Klang, klang, klang. Noisy old door.
‘An afternoon nap,’ she murmured. ‘Just a little sleep.’
She closed her eyes, and then she opened them again. ‘When I wake up, I want to start planning my party,’ she said. ‘You understand? It will need a lot of planning.’
‘Yes, Miss,’ said Iago.
‘And what do you mean by that?’
‘Only what you know very well, that we cannot invite anybody, either in person or in virtual form, without compromising the secrecy of your being here.’
This annoyed Diana just enough to lift her up over the tug of sleep, if only for a moment. ‘Nonsense,’ she said. ‘Not-sense, no-sense, un-sense. Any information agent could squirrel out the information.’
‘I doubt that, Miss. We go to great lengths to keep you and your MOHsister safe.’
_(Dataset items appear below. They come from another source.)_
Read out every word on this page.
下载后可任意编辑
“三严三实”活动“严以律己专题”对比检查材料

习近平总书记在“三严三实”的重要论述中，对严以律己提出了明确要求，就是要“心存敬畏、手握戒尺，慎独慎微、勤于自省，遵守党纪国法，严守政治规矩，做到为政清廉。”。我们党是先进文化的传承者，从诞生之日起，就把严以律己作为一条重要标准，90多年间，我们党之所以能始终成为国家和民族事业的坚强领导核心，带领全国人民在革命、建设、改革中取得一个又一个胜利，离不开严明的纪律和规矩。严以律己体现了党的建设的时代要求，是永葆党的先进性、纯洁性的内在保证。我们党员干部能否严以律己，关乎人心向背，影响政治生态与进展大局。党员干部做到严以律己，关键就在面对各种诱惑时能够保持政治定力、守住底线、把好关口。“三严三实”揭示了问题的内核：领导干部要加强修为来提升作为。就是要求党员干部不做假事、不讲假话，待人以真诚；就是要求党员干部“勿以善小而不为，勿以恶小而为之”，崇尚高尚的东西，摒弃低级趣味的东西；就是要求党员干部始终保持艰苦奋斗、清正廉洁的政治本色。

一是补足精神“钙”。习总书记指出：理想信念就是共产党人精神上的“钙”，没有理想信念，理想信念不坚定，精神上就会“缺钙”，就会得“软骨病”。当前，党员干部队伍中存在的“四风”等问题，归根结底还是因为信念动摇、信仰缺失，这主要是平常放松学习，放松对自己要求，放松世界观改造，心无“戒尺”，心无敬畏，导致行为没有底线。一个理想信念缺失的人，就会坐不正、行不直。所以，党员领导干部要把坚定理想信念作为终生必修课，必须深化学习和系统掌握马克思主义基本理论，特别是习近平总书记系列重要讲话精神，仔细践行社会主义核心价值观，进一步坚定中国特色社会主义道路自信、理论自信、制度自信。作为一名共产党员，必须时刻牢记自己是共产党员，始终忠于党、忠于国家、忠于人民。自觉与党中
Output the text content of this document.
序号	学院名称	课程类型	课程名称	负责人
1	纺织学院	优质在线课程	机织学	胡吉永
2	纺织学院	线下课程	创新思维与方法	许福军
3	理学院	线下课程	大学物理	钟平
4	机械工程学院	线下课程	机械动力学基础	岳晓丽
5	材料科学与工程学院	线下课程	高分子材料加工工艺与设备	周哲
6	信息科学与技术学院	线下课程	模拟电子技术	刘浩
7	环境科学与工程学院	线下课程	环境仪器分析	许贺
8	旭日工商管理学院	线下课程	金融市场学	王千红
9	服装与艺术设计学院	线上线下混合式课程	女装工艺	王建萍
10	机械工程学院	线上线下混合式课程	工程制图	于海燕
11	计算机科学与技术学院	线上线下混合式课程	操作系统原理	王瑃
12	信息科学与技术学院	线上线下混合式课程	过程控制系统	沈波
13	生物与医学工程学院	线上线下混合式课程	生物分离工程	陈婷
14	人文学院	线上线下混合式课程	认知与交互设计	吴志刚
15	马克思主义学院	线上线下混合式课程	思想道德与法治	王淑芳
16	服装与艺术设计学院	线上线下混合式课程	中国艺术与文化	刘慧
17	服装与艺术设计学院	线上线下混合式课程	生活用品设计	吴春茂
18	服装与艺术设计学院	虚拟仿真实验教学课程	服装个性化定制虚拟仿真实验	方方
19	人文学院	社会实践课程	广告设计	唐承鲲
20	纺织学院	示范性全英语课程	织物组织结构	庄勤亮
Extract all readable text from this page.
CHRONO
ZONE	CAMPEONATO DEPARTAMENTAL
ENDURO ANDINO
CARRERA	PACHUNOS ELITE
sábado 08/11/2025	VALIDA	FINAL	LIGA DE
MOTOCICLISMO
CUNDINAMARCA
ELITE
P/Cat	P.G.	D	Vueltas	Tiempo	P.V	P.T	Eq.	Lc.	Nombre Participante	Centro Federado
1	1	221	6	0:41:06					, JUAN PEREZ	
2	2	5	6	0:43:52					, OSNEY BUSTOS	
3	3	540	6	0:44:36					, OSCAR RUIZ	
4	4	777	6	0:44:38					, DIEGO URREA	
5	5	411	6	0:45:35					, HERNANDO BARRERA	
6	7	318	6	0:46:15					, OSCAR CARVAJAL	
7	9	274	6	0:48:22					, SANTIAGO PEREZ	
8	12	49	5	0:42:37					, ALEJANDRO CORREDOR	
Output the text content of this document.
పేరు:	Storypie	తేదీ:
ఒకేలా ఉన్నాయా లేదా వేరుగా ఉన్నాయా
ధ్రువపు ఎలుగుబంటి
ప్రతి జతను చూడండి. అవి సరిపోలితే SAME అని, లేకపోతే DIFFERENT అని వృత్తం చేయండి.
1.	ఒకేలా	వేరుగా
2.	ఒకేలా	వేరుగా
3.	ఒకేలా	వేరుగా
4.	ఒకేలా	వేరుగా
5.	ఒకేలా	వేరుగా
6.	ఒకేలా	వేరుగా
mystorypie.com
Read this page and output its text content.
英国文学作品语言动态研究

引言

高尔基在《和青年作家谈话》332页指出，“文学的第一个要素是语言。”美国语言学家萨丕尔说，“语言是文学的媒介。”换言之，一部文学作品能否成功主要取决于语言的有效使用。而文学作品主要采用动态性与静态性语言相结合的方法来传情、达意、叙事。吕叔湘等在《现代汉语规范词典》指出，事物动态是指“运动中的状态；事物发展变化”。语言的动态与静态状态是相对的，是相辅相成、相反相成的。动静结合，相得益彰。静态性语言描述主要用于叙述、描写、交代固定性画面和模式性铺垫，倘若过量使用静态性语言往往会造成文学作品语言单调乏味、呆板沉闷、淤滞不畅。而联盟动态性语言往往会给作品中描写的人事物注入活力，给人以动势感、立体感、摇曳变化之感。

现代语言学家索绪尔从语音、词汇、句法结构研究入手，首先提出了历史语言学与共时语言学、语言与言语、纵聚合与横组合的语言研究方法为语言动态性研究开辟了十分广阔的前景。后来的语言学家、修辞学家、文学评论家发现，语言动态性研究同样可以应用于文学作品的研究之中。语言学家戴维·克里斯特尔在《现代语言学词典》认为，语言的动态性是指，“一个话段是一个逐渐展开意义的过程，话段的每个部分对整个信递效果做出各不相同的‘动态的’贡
Diana wrinkled her nose. ‘It ever occur to you I don’t need your help? Did you ever think I’m the one keeping you safe?’
‘In the sense that my safety depends upon the strength of the Argent family, and its proximity to the centres of power in the system – that is, of course, true. Nonetheless, we cannot compromise your safety. Nobody must know exactly where you are.’
‘That foul Ms Joad knew where I was,’ grumbled Dia, closing her eyes again.
‘A personal agent of the Ulanovs is a different matter, of course.’
‘I’m asleep,’ said Diana.
‘Very good, Miss.’
‘I really am. Go away, you horrible, crack-skinned, ancient old relic.’
‘Since you are asleep—’ said Iago, moving towards the door.
‘I am!’
‘—then you won’t hear me saying that we intercepted a message from Anna Tonks Yu.’
Diana opened one eye. ‘That minx,’ she said. ‘What has she to say for herself?’
‘We did not access the content of the message, naturally; in case it contained a seeker virus that would track back through the relays and reveal your location.’
Diana’s heart was lolloping a little faster. ‘You scanned it? Is there one?’
‘That’s not the point,’ said Iago, gently, from his position by the door. ‘And you know it. Miss Diana, you are clever – cleverer than anybody on this island with the possible exception of your sister. You don’t need to prove that fact to anybody.’
Diana closed her eyes very tightly. ‘Don’t know what you mean.’
‘Smuggling a message out to a member of a rival family – a real danger, potentially
an immense danger. This is not Romeo and Juliet.’
‘I’m asleep,’ repeated Diana, with her eyes very tightly closed. ‘I’m not even going to check the bId for the meaning of that reference.’
‘You understand me very well, Miss. All I’m saying is – please, take this circumstance seriously. Danger surrounds us all the time. If any of the other MOHfamilies could get to you – or any organisation from a lower tier of power, any Gongsi or mafia or militia – it would be . . .’
‘I’m asleep!’ she snapped. ‘Can’t you see it? Don’t you know what sleep looks like?’
‘You’re asleep,’ said Iago. He left the room.
9
Eva Acts
Iago made his way – a little stiffly, for the gravity was oppressive – across to Eva’s room. He lodged a request at the door of her IP, and, a little grumpily, she came out and into the real world. Iago went into her room. Sitting in her gel-couch, she opened her eyes, and wrath flashed in them.
‘What is it?’ she demanded. ‘Shouldn’t you be lurking about my sister?’
‘I’m Tutor to the both of you,’ he pointed out, mildly.
‘Tutor,’ Eva scoffed. ‘What nonsense, Iago.’
At this Iago smiled. ‘Would you prefer – flunkey?’
‘Jeeves,’ said Eva, scornfully. ‘Of course I’m not privy to everything my MOHmies do. But neither am I a kid to be patronised, like . . .’ She stopped, abruptly. ‘What do you want, anyway? I’m in the middle of something. I have a PhD to finish.’
‘Diana will be sixteen in a few weeks,’ said Iago.
‘She’ll still be a kid. She’ll be a kid at sixty-one. She has kid all the way through her, like a seam of silver running through an asteroid.’
‘Let’s hope,’ said Iago, leaning himself back against the wall to take some of the crushing gravitational pressure off his legs, ‘that we all survive long enough to enjoy her birthday party.’
‘Sure we could all die at any time,’ snapped Eva. ‘Which only makes it more imperative that I get back to my research. I’d hate to leave it loose-endy.’ But she stopped. ‘You mean something more specific, don’t you? You mean an actual threat?’